Prólogo de Raúl Herrero
(Fragmento)
Antonio y Ramón, vidas en barras paralelas
La opulenta obra de Ramón Gómez de la Serna soporta casi cualquier observación, incluso resiste, quitándoles la razón, a sus detractores. Confío en que este libro, rubricado por el audaz Antonio Fernández Molina, arroje sobre Ramón una luz divergente o, por lo menos, tamizada por irisaciones de nuevo enfoque.
Algunos reprocharon a Ramón su necesidad de ser original. Si bien, el empecinamiento de otros en no serlo, por convencimiento o incapacidad, implica un borrón insufrible en la página que aspira a lo literario, a trascender el mero apunte o la nadería. La literatura ansiosa de naturalidad perturba por su artificiosidad.

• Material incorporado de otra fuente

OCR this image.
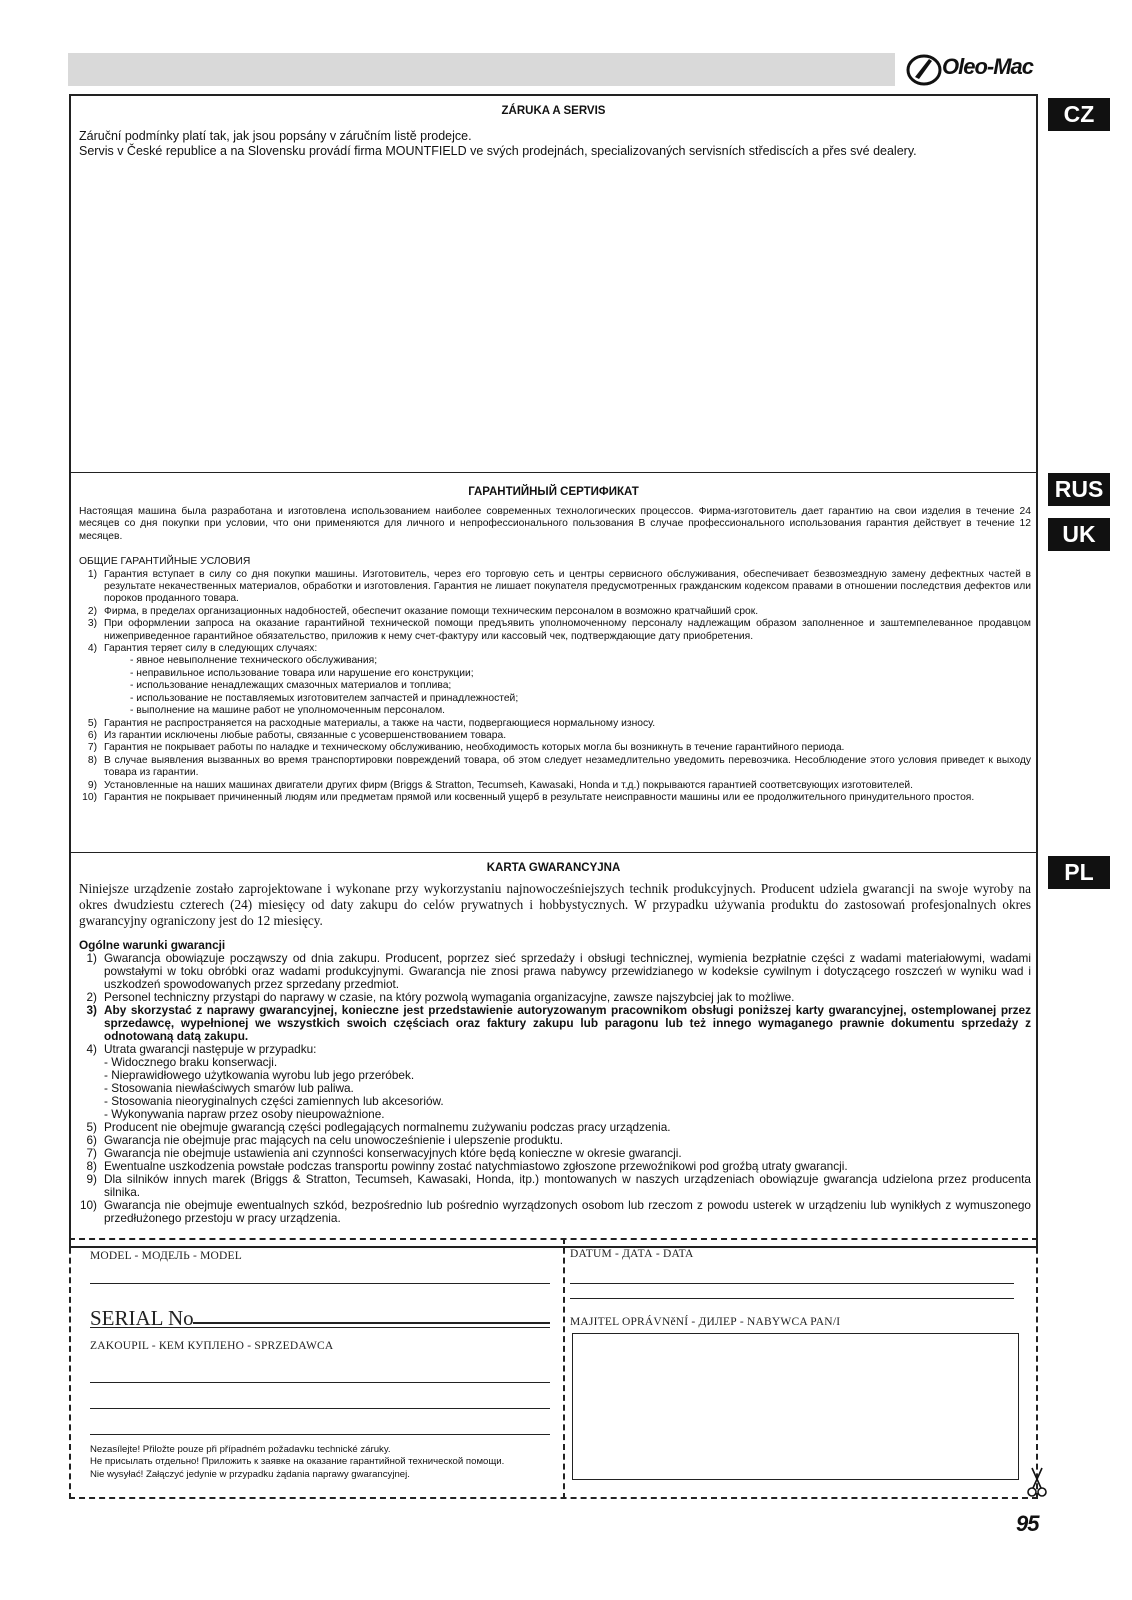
Oleo-Mac
CZ
RUS
UK
PL
ZÁRUKA A SERVIS
Záruční podmínky platí tak, jak jsou popsány v záručním listě prodejce.
Servis v České republice a na Slovensku provádí firma MOUNTFIELD ve svých prodejnách, specializovaných servisních střediscích a přes své dealery.
ГАРАНТИЙНЫЙ СЕРТИФИКАТ
Настоящая машина была разработана и изготовлена использованием наиболее современных технологических процессов. Фирма-изготовитель дает гарантию на свои изделия в течение 24 месяцев со дня покупки при условии, что они применяются для личного и непрофессионального пользования В случае профессионального использования гарантия действует в течение 12 месяцев.
ОБЩИЕ ГАРАНТИЙНЫЕ УСЛОВИЯ
1) Гарантия вступает в силу со дня покупки машины. Изготовитель, через его торговую сеть и центры сервисного обслуживания, обеспечивает безвозмездную замену дефектных частей в результате некачественных материалов, обработки и изготовления. Гарантия не лишает покупателя предусмотренных гражданским кодексом правами в отношении последствия дефектов или пороков проданного товара.
2) Фирма, в пределах организационных надобностей, обеспечит оказание помощи техническим персоналом в возможно кратчайший срок.
3) При оформлении запроса на оказание гарантийной технической помощи предъявить уполномоченному персоналу надлежащим образом заполненное и заштемпелеванное продавцом нижеприведенное гарантийное обязательство, приложив к нему счет-фактуру или кассовый чек, подтверждающие дату приобретения.
4) Гарантия теряет силу в следующих случаях:
- явное невыполнение технического обслуживания;
- неправильное использование товара или нарушение его конструкции;
- использование ненадлежащих смазочных материалов и топлива;
- использование не поставляемых изготовителем запчастей и принадлежностей;
- выполнение на машине работ не уполномоченным персоналом.
5) Гарантия не распространяется на расходные материалы, а также на части, подвергающиеся нормальному износу.
6) Из гарантии исключены любые работы, связанные с усовершенствованием товара.
7) Гарантия не покрывает работы по наладке и техническому обслуживанию, необходимость которых могла бы возникнуть в течение гарантийного периода.
8) В случае выявления вызванных во время транспортировки повреждений товара, об этом следует незамедлительно уведомить перевозчика. Несоблюдение этого условия приведет к выходу товара из гарантии.
9) Установленные на наших машинах двигатели других фирм (Briggs & Stratton, Tecumseh, Kawasaki, Honda и т.д.) покрываются гарантией соответсвующих изготовителей.
10) Гарантия не покрывает причиненный людям или предметам прямой или косвенный ущерб в результате неисправности машины или ее продолжительного принудительного простоя.
KARTA GWARANCYJNA
Niniejsze urządzenie zostało zaprojektowane i wykonane przy wykorzystaniu najnowocześniejszych technik produkcyjnych. Producent udziela gwarancji na swoje wyroby na okres dwudziestu czterech (24) miesięcy od daty zakupu do celów prywatnych i hobbystycznych. W przypadku używania produktu do zastosowań profesjonalnych okres gwarancyjny ograniczony jest do 12 miesięcy.
Ogólne warunki gwarancji
1) Gwarancja obowiązuje począwszy od dnia zakupu. Producent, poprzez sieć sprzedaży i obsługi technicznej, wymienia bezpłatnie części z wadami materiałowymi, wadami powstałymi w toku obróbki oraz wadami produkcyjnymi. Gwarancja nie znosi prawa nabywcy przewidzianego w kodeksie cywilnym i dotyczącego roszczeń w wyniku wad i uszkodzeń spowodowanych przez sprzedany przedmiot.
2) Personel techniczny przystąpi do naprawy w czasie, na który pozwolą wymagania organizacyjne, zawsze najszybciej jak to możliwe.
3) Aby skorzystać z naprawy gwarancyjnej, konieczne jest przedstawienie autoryzowanym pracownikom obsługi poniższej karty gwarancyjnej, ostemplowanej przez sprzedawcę, wypełnionej we wszystkich swoich częściach oraz faktury zakupu lub paragonu lub też innego wymaganego prawnie dokumentu sprzedaży z odnotowaną datą zakupu.
4) Utrata gwarancji następuje w przypadku:
- Widocznego braku konserwacji.
- Nieprawidłowego użytkowania wyrobu lub jego przeróbek.
- Stosowania niewłaściwych smarów lub paliwa.
- Stosowania nieoryginalnych części zamiennych lub akcesoriów.
- Wykonywania napraw przez osoby nieupoważnione.
5) Producent nie obejmuje gwarancją części podlegających normalnemu zużywaniu podczas pracy urządzenia.
6) Gwarancja nie obejmuje prac mających na celu unowocześnienie i ulepszenie produktu.
7) Gwarancja nie obejmuje ustawienia ani czynności konserwacyjnych które będą konieczne w okresie gwarancji.
8) Ewentualne uszkodzenia powstałe podczas transportu powinny zostać natychmiastowo zgłoszone przewoźnikowi pod groźbą utraty gwarancji.
9) Dla silników innych marek (Briggs & Stratton, Tecumseh, Kawasaki, Honda, itp.) montowanych w naszych urządzeniach obowiązuje gwarancja udzielona przez producenta silnika.
10) Gwarancja nie obejmuje ewentualnych szkód, bezpośrednio lub pośrednio wyrządzonych osobom lub rzeczom z powodu usterek w urządzeniu lub wynikłych z wymuszonego przedłużonego przestoju w pracy urządzenia.
MODEL - МОДЕЛЬ - MODEL
SERIAL No
ZAKOUPIL - КЕМ КУПЛЕНО - SPRZEDAWCA
Nezasílejte! Přiložte pouze při případném požadavku technické záruky.
Не присылать отдельно! Приложить к заявке на оказание гарантийной технической помощи.
Nie wysyłać! Załączyć jedynie w przypadku żądania naprawy gwarancyjnej.
DATUM - ДАТА - DATA
MAJITEL OPRÁVNěNÍ - ДИЛЕР - NABYWCA PAN/I
95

Desde los estertores del realismo y del naturalismo, con el modernismo hispánico vigente, Ramón inventa la modernidad, atraviesa su crisis y su derrota y, con sus páginas, participa en su resurrección. A. F. Molina no pierde de vista el Siglo de Oro, pero bebe del romanticismo (Ramón dice en Mi tía Carolina Coronado (1940): «… no ser romántico es ser idiota») y de sus descendientes (las vanguardias históricas), donde se incluye a Gómez de la Serna. Cuando Cela, en los años sesenta, solicita a sus colaboradores ideas para las antologías poéticas de Alfaguara, a la poesía social y a la mística, Molina añade la cotidiana, un hallazgo que tiene a Ramón como precursor.
Ramón Gómez de la Serna en su Automoribundia (1948) dice: «Nací, o me nacieron —que no sé cómo hay que decirlo en estricta justicia— el día 3 de julio de 1888, a las siete y veinte minutos de la tarde, en Madrid, en la calle de las Rejas número 5, piso segundo». Ramón fue hermano mayor de José, Javier, Dolores y Julio. Le enseñó a leer su tía Milagros, de nombre proverbial.

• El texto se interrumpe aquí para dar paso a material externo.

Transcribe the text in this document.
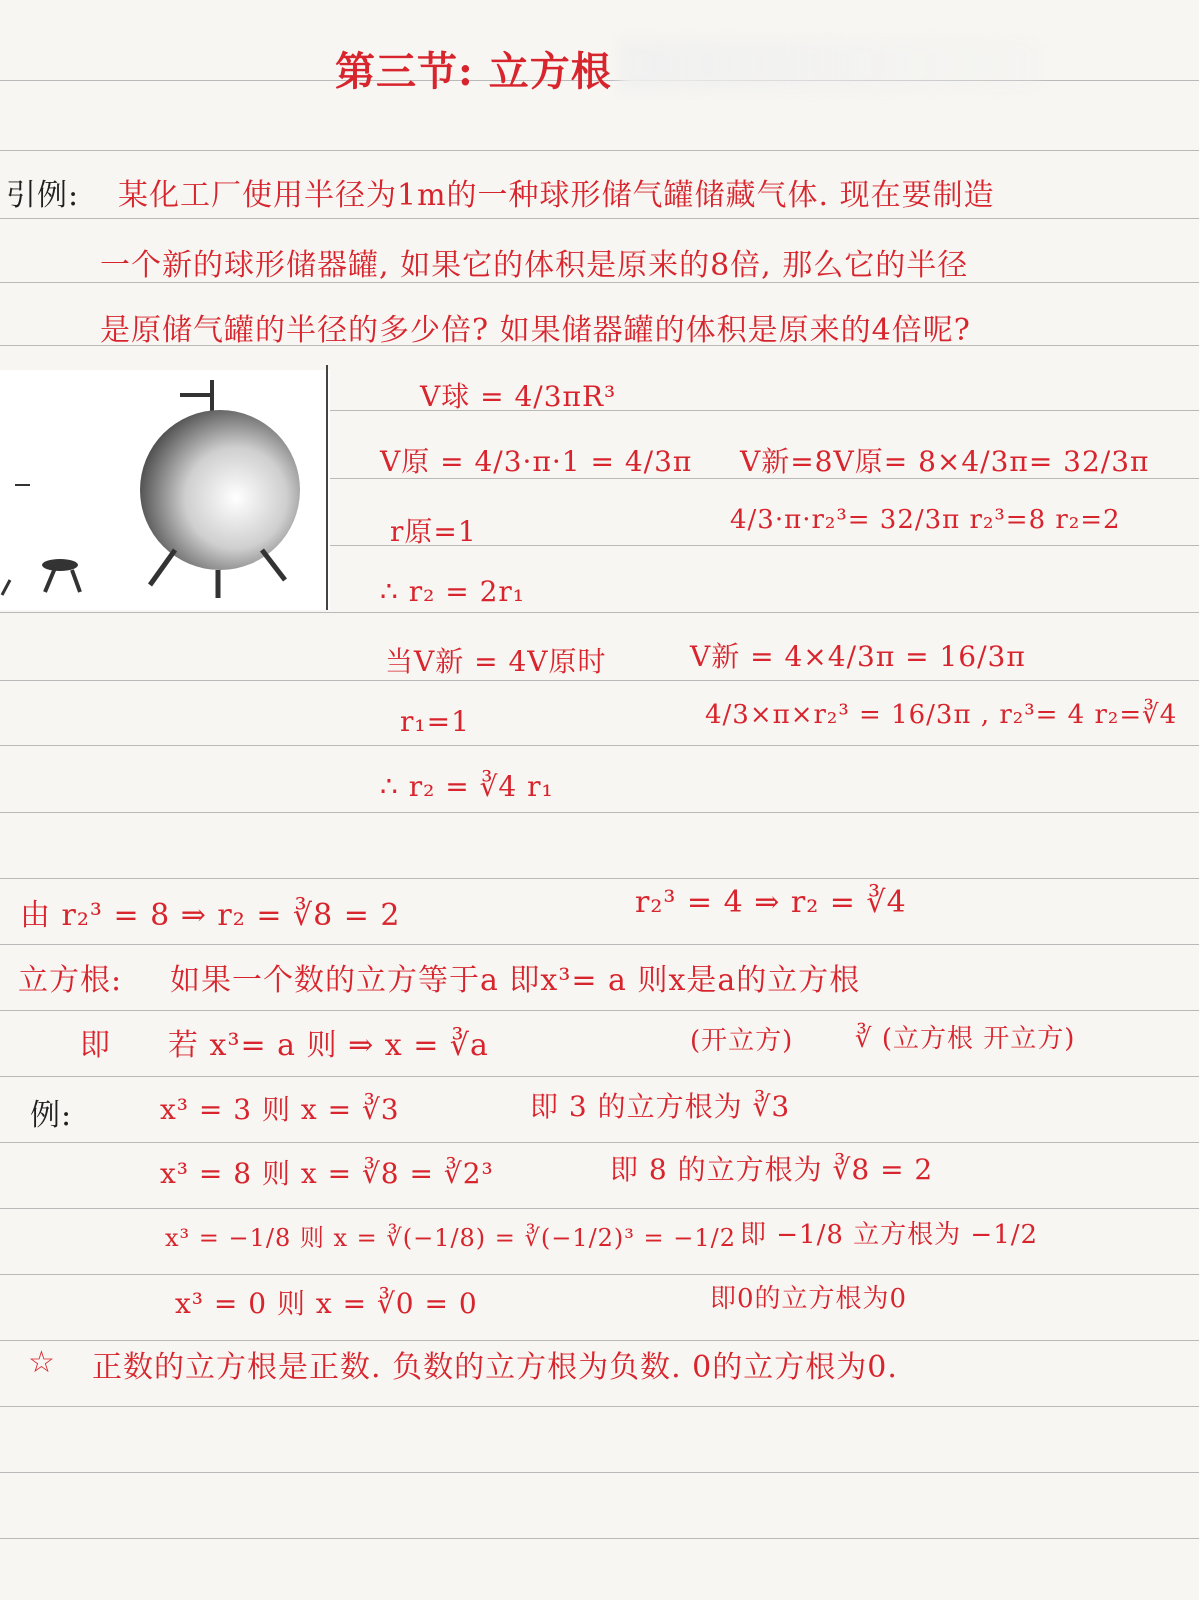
第三节: 立方根
引例: 某化工厂使用半径为1m的一种球形储气罐储藏气体. 现在要制造
一个新的球形储器罐, 如果它的体积是原来的8倍, 那么它的半径
是原储气罐的半径的多少倍? 如果储器罐的体积是原来的4倍呢?
V球 = 4/3πR³
V原 = 4/3·π·1 = 4/3π V新=8V原= 8×4/3π= 32/3π
r原=1	4/3·π·r₂³= 32/3π r₂³=8 r₂=2
∴ r₂ = 2r₁
当V新 = 4V原时	V新 = 4×4/3π = 16/3π
r₁=1	4/3×π×r₂³ = 16/3π , r₂³= 4 r₂=∛4
∴ r₂ = ∛4 r₁
由 r₂³ = 8 ⇒ r₂ = ∛8 = 2	r₂³ = 4 ⇒ r₂ = ∛4
立方根: 如果一个数的立方等于a 即x³= a 则x是a的立方根
即 若 x³= a 则 ⇒ x = ∛a	(开立方) ∛ (立方根 开立方)
例:	x³ = 3 则 x = ∛3	即 3 的立方根为 ∛3
x³ = 8 则 x = ∛8 = ∛2³	即 8 的立方根为 ∛8 = 2
x³ = −1/8 则 x = ∛(−1/8) = ∛(−1/2)³ = −1/2 即 −1/8 立方根为 −1/2
x³ = 0 则 x = ∛0 = 0	即0的立方根为0
☆ 正数的立方根是正数. 负数的立方根为负数. 0的立方根为0.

A. F. Molina en Fragmentos de realidades y sombras (2003) escribe:
Nací en 1927 en Alcázar de San Juan, en plena Mancha de don Quijote, dato quizá nada ajeno a mi carácter. Hasta la muerte de mi padre, en 1934, residimos también en Alicante, Valencia y Alcoy. Al producirse su fallecimiento, viajamos a la provincia de Guadalajara para acogernos a la protección familiar.
En Vientos en la veleta (2005) sobre sus años en Alcázar de San Juan afirma: «Cuando soy niño aún lo ignoro, pero entonces vivo como dentro de las páginas de El Quijote». […]
Ramón Gómez de la Serna
Antonio Fernández Molina
I
Ramón
(Fragmento)
La muerte de Ramón Gómez de la Serna fue un acontecimiento que debiera haber puesto sobre el tapete varias cuestiones relacionadas con la literatura y la creación artística en general.

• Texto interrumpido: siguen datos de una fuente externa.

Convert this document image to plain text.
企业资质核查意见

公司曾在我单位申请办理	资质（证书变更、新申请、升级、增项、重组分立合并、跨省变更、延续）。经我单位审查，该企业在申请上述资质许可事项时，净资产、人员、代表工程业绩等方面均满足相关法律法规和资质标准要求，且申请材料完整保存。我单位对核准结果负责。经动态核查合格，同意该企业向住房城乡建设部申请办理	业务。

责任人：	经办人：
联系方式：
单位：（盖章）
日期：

De Ramón Gómez de la Serna no se ha hablado lo suficiente, y puede asegurarse que las próximas generaciones de escritores lo ignoran.
Sin embargo, su personalidad ha sido una de las más curiosas, atrayentes y sugerentes que ha producido nuestra literatura, y resulta difícil encontrar su igual en dotes imaginativas y creadoras.
Su influencia ha sido muy grande, sobre todo en la poesía y en la prosa humorística, aunque esta última no se ha visto compensada con unos discípulos que hayan desarrollado las posibilidades de su mundo.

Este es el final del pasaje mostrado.